Blackbeard himself yielded a little, to the point of touching his cap sullenly. This probably was not so much awe at Alen's studied manner as respect for the incisive, lightning-fast job of auditing the Herald did on the books of the trading venture—absurdly complicated books with scores of accounts to record a simple matter of buying gems cheap on Vega and chartering a ship in the hope of selling them dearly on Lyra.

The complicated books and overlapping accounts did tell the story, but they made it very easy for an auditor to erroneously read a number of costs as far higher than they actually were. Alen did not fall into the trap.

On the fifth day after blastoff, Chief Elwon rapped, respectfully but urgently, on the door of Alen's cubicle.

"If you please, Herald," he urged, "could you come to the bridge?"

Alen's heart bounded in his chest, but he gravely said: "My meditation must not be interrupted. I shall join you on the bridge in ten minutes."
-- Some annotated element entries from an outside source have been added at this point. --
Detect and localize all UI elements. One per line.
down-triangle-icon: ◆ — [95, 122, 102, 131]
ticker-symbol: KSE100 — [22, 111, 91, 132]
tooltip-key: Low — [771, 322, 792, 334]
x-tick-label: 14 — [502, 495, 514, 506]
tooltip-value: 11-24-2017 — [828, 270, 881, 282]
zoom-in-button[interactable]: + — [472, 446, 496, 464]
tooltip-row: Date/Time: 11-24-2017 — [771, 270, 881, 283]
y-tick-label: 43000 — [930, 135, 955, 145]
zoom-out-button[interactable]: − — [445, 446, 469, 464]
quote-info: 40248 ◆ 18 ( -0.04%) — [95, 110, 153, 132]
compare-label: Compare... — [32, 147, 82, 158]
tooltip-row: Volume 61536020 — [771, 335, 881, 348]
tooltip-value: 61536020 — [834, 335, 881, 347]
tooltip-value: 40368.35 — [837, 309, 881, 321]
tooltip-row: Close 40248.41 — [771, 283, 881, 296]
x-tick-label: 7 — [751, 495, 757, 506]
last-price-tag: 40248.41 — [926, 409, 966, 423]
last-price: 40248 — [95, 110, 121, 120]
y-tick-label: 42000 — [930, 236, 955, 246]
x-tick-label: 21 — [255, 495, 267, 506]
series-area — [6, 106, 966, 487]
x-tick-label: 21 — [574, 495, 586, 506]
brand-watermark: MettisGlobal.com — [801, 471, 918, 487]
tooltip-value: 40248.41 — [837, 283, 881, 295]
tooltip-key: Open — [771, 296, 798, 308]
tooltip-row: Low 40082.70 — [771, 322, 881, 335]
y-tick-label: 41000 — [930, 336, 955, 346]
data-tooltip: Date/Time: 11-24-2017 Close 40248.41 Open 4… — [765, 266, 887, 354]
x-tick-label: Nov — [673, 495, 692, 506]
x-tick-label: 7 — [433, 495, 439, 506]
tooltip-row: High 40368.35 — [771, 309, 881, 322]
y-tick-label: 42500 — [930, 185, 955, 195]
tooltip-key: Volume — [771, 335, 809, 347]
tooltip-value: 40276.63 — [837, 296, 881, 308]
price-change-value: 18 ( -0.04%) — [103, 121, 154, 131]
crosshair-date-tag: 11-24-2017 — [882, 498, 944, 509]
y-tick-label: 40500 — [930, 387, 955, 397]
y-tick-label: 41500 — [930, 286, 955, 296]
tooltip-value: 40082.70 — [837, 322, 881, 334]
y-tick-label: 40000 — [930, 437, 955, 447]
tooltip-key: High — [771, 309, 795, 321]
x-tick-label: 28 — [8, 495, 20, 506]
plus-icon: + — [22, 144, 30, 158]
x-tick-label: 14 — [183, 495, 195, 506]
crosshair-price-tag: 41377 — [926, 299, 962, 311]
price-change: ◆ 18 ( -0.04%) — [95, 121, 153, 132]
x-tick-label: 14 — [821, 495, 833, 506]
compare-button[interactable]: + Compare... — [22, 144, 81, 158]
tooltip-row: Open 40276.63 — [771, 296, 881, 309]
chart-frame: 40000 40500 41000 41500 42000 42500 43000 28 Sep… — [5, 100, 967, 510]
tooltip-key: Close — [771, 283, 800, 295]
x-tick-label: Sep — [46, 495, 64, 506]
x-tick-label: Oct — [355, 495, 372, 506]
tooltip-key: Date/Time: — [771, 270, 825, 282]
And for ten minutes he methodically polished a murky link in the massive gold chain that fastened his boat-cloak—the "meditation." He donned the cloak before stepping out; the summons sounded like a full-dress affair in the offing.

The trader was stamping and fuming. Chief Elwon was riffling through his spec book unhappily. Astrogator Hufner was at the plot computer running up trajectories and knocking them down again. A quick glance showed Alen that they were all high-speed trajectories in the "evasive action" class.

"Herald," said the trader grimly, "we have broken somebody's detector bubble." He jerked his thumb at a red-lit signal. "I expect we'll be overhauled shortly. Are you ready to earn your twenty-five per cent of the net?"

Alen overlooked the crudity. "Are you rigged for color video, merchant?"

he asked.

"We are."

'Then I am ready to do what I can for my client."

He took the communicator's seat, stealing a glance in the still-blank screen. The reflection of his face was reassuring, though he wished he had thought to comb his small beard.

Another light flashed on, and Hufner quit the operator to study the detector board. "Big, powerful and getting closer," he said tersely.

"Scanning for us with directionals now. Putting out plenty of energy—"

The loud-speaker of the ship-to-ship audio came to life.

"What ship are you?" it demanded in Vegan. "We are a Customs cruiser of the Realm of Eyolf. What ship are you?"

"Have the crew man the squirts," said the trader softly to the chief.